See, Dad always said, "I'll get around to it." Usually this involved building something. For an electrician, he was one heck of a carpenter; one heck of a (fill in any trade here). He built two bedrooms, a bath, a walk-in closet and a ton of storage space in the unfinished attic of my childhood home. He built little wooden boats for my niece and nephew to float on the pond in the park. He built a picture frame, a bar in the basement, shelves for his workshop... so many things. No elaborate plans, either. A quick pencil sketch on a piece of scratch paper, and that was it. And darned if his projects didn't turn out exactly as he envisioned. 

He was not one to boast of his handiwork, but not content to do a less-than-perfect job. He'd actually cringe if he saw construction that didn't measure up to his standards. 

An uneven wall? "Pitiful; just pitiful."  
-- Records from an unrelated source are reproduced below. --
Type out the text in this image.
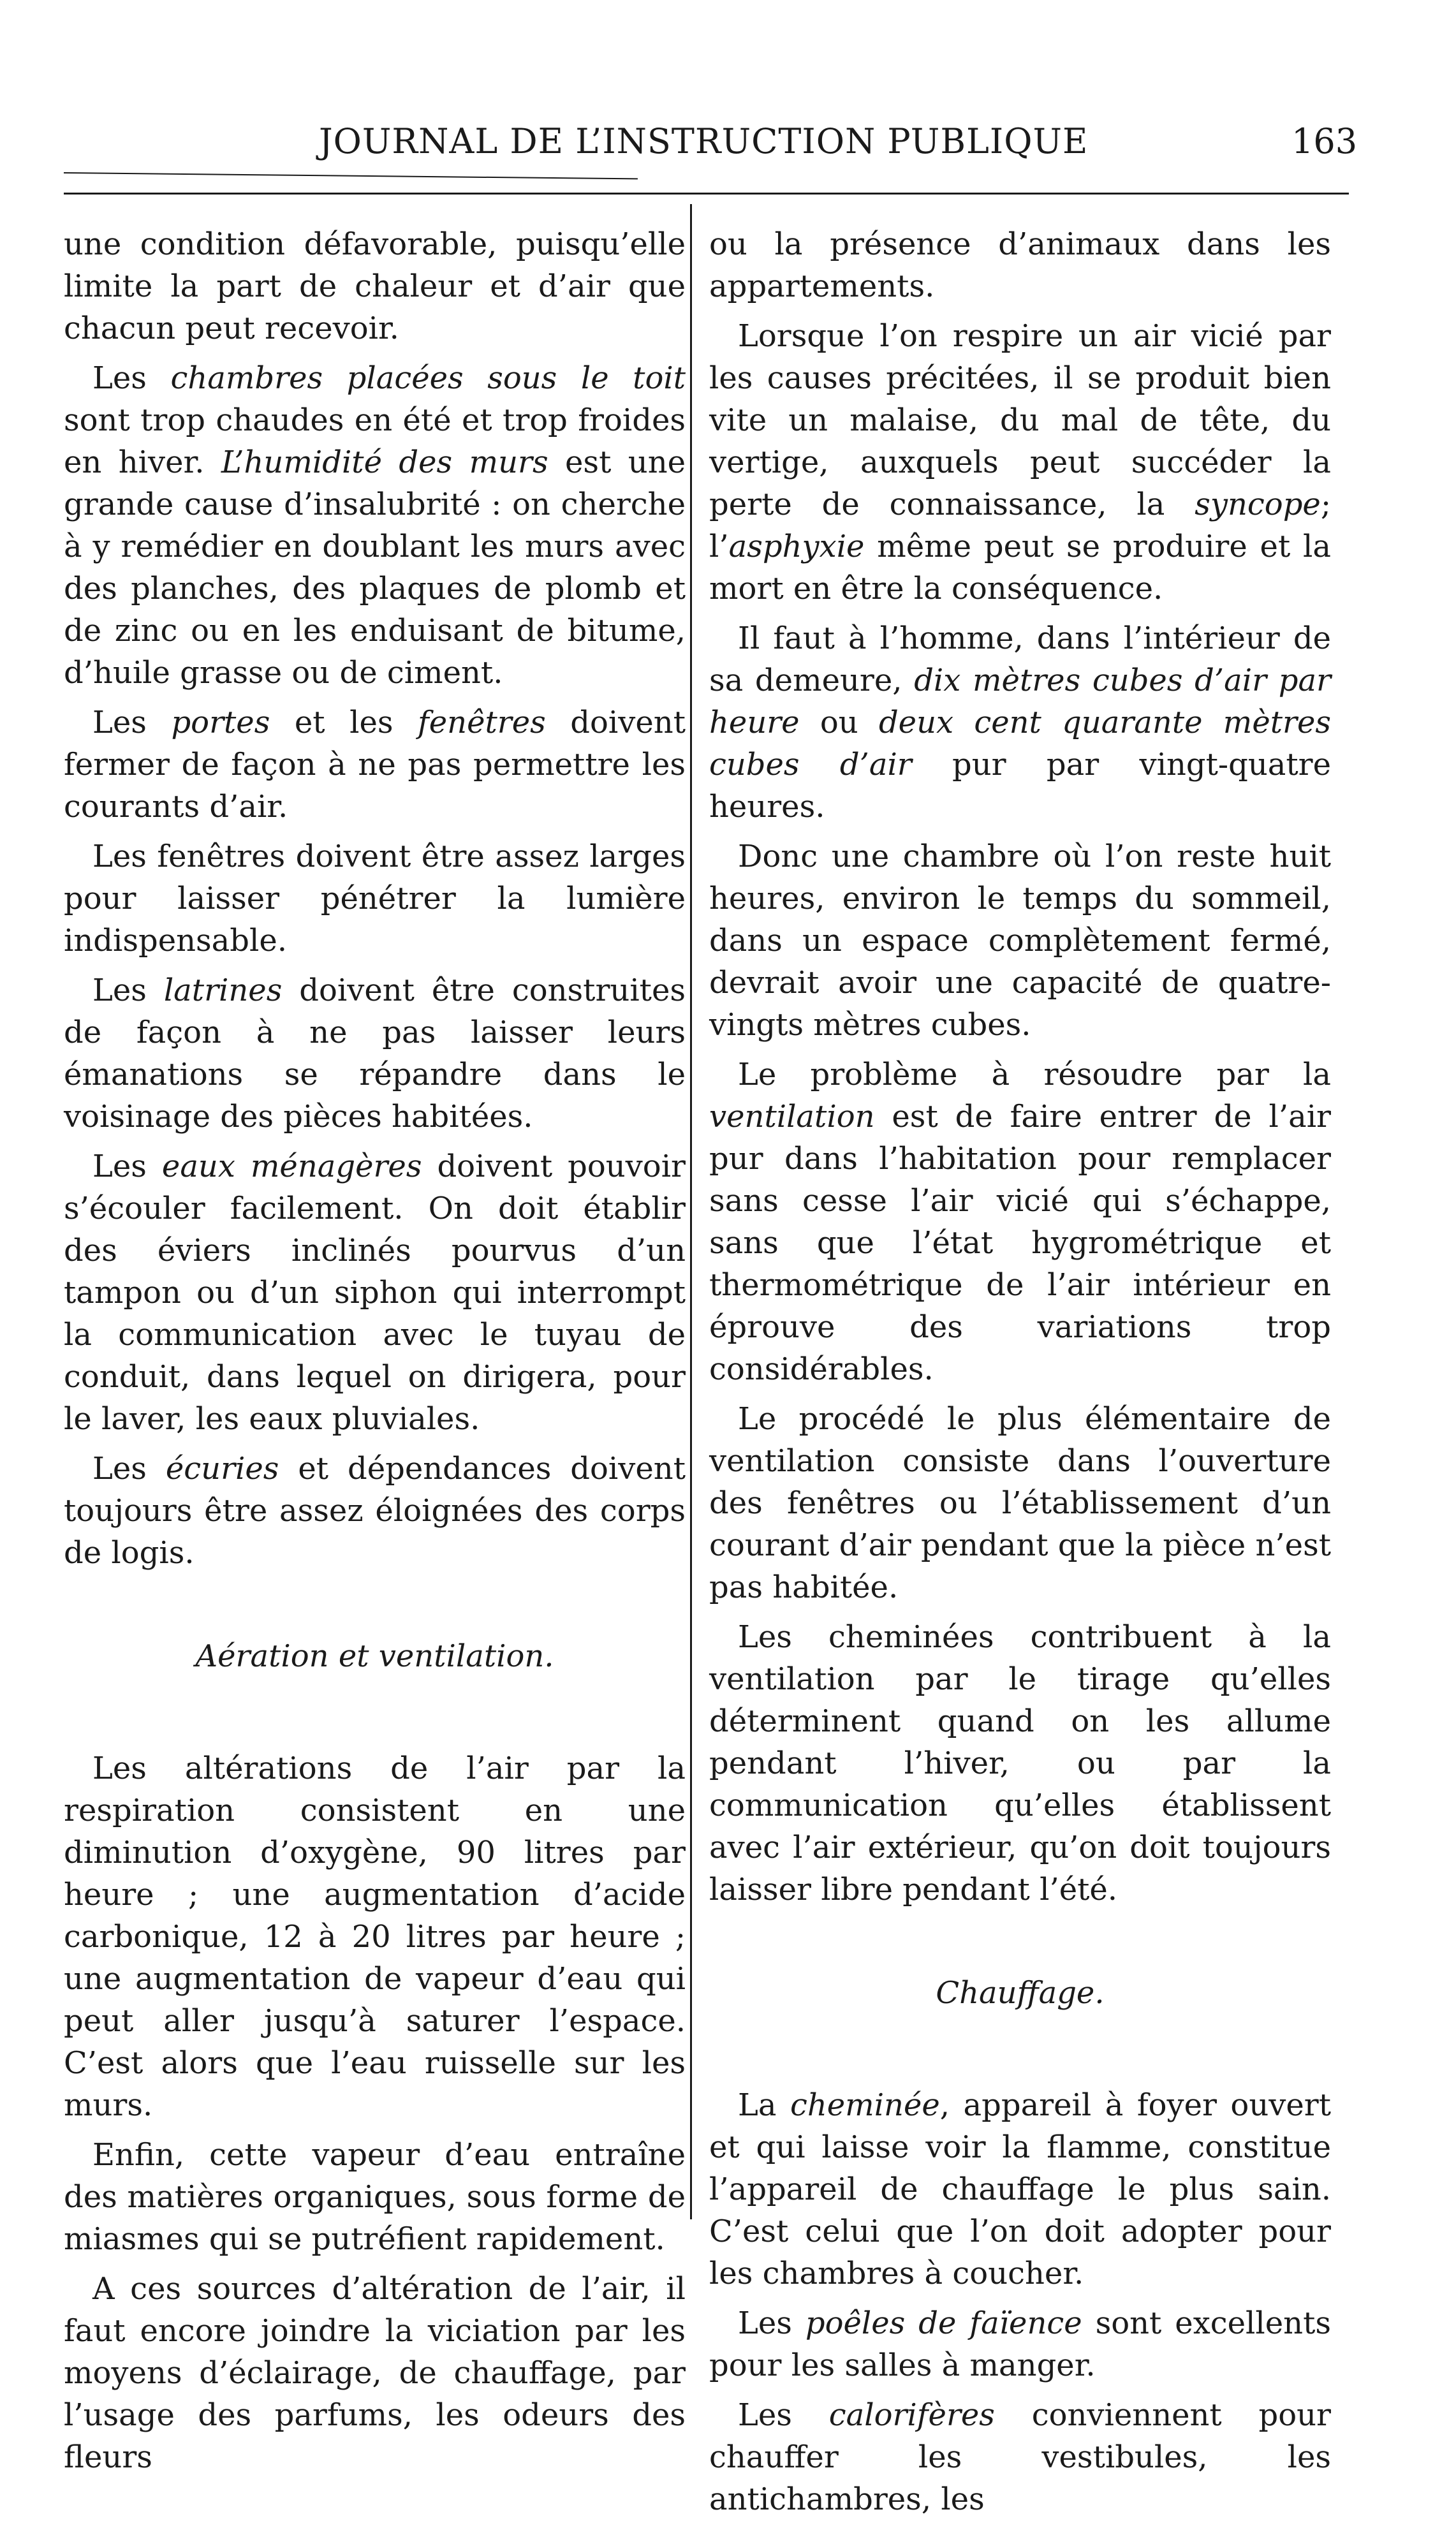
JOURNAL DE L’INSTRUCTION PUBLIQUE	163

une condition défavorable, puisqu’elle limite la part de chaleur et d’air que chacun peut recevoir.

Les chambres placées sous le toit sont trop chaudes en été et trop froides en hiver. L’humidité des murs est une grande cause d’insalubrité : on cherche à y remédier en doublant les murs avec des planches, des plaques de plomb et de zinc ou en les enduisant de bitume, d’huile grasse ou de ciment.

Les portes et les fenêtres doivent fermer de façon à ne pas permettre les courants d’air.

Les fenêtres doivent être assez larges pour laisser pénétrer la lumière indispensable.

Les latrines doivent être construites de façon à ne pas laisser leurs émanations se répandre dans le voisinage des pièces habitées.

Les eaux ménagères doivent pouvoir s’écouler facilement. On doit établir des éviers inclinés pourvus d’un tampon ou d’un siphon qui interrompt la communication avec le tuyau de conduit, dans lequel on dirigera, pour le laver, les eaux pluviales.

Les écuries et dépendances doivent toujours être assez éloignées des corps de logis.

Aération et ventilation.

Les altérations de l’air par la respiration consistent en une diminution d’oxygène, 90 litres par heure ; une augmentation d’acide carbonique, 12 à 20 litres par heure ; une augmentation de vapeur d’eau qui peut aller jusqu’à saturer l’espace. C’est alors que l’eau ruisselle sur les murs.

Enfin, cette vapeur d’eau entraîne des matières organiques, sous forme de miasmes qui se putréfient rapidement.

A ces sources d’altération de l’air, il faut encore joindre la viciation par les moyens d’éclairage, de chauffage, par l’usage des parfums, les odeurs des fleurs

ou la présence d’animaux dans les appartements.

Lorsque l’on respire un air vicié par les causes précitées, il se produit bien vite un malaise, du mal de tête, du vertige, auxquels peut succéder la perte de connaissance, la syncope; l’asphyxie même peut se produire et la mort en être la conséquence.

Il faut à l’homme, dans l’intérieur de sa demeure, dix mètres cubes d’air par heure ou deux cent quarante mètres cubes d’air pur par vingt-quatre heures.

Donc une chambre où l’on reste huit heures, environ le temps du sommeil, dans un espace complètement fermé, devrait avoir une capacité de quatre-vingts mètres cubes.

Le problème à résoudre par la ventilation est de faire entrer de l’air pur dans l’habitation pour remplacer sans cesse l’air vicié qui s’échappe, sans que l’état hygrométrique et thermométrique de l’air intérieur en éprouve des variations trop considérables.

Le procédé le plus élémentaire de ventilation consiste dans l’ouverture des fenêtres ou l’établissement d’un courant d’air pendant que la pièce n’est pas habitée.

Les cheminées contribuent à la ventilation par le tirage qu’elles déterminent quand on les allume pendant l’hiver, ou par la communication qu’elles établissent avec l’air extérieur, qu’on doit toujours laisser libre pendant l’été.

Chauffage.

La cheminée, appareil à foyer ouvert et qui laisse voir la flamme, constitue l’appareil de chauffage le plus sain. C’est celui que l’on doit adopter pour les chambres à coucher.

Les poêles de faïence sont excellents pour les salles à manger.

Les calorifères conviennent pour chauffer les vestibules, les antichambres, les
Or a building on which he worked more than 60 years before. I don't recall exactly what he hated about the building, but we'd hear about it every time we passed it. He'd almost cover his eyes, it pained him so much. Which could prove dangerous, since he was the one driving.

Where was I? (Oh, right; Dad...Perfectionist...Get around to it.) Anyway, Dad's insurance agent once handed out a little promotional wooden disc that was stamped "Round Tuit." Dad collected a bunch of them and passed some down to us. When he died in 2010, I think we buried a Tuit with him... an inside joke, as it were.

Not only did I inherit one of Dad's precious Tuits, but also his procrastination and pack rat tendencies (which, if we genies call it "archiving," gets us a reprieve. Or so I'm told). If Dad's perfectionism kept him from calling the Maytag repairman when it was something he could fix just as well (and for a lot less), it was Dad's procrastination that kept us going to the Laundromat for years. 

Being frugal ("Cheap is the word you're looking for") was second nature to him, being a child of the Depression. Dad's pack rat tendencies included such items as four electric motors and a set of wheels from a supermarket cart. Because he was going to build a (fill in the blank again), once he could get a Round Tuit.

So that's the story of how this blog got its name. It may be about family, sometimes. It may be about genealogy, most times. And I'll blog whenever I get a Round Tuit. 

(Hey, you Geneabloggers going to FGS — can I get beads now?)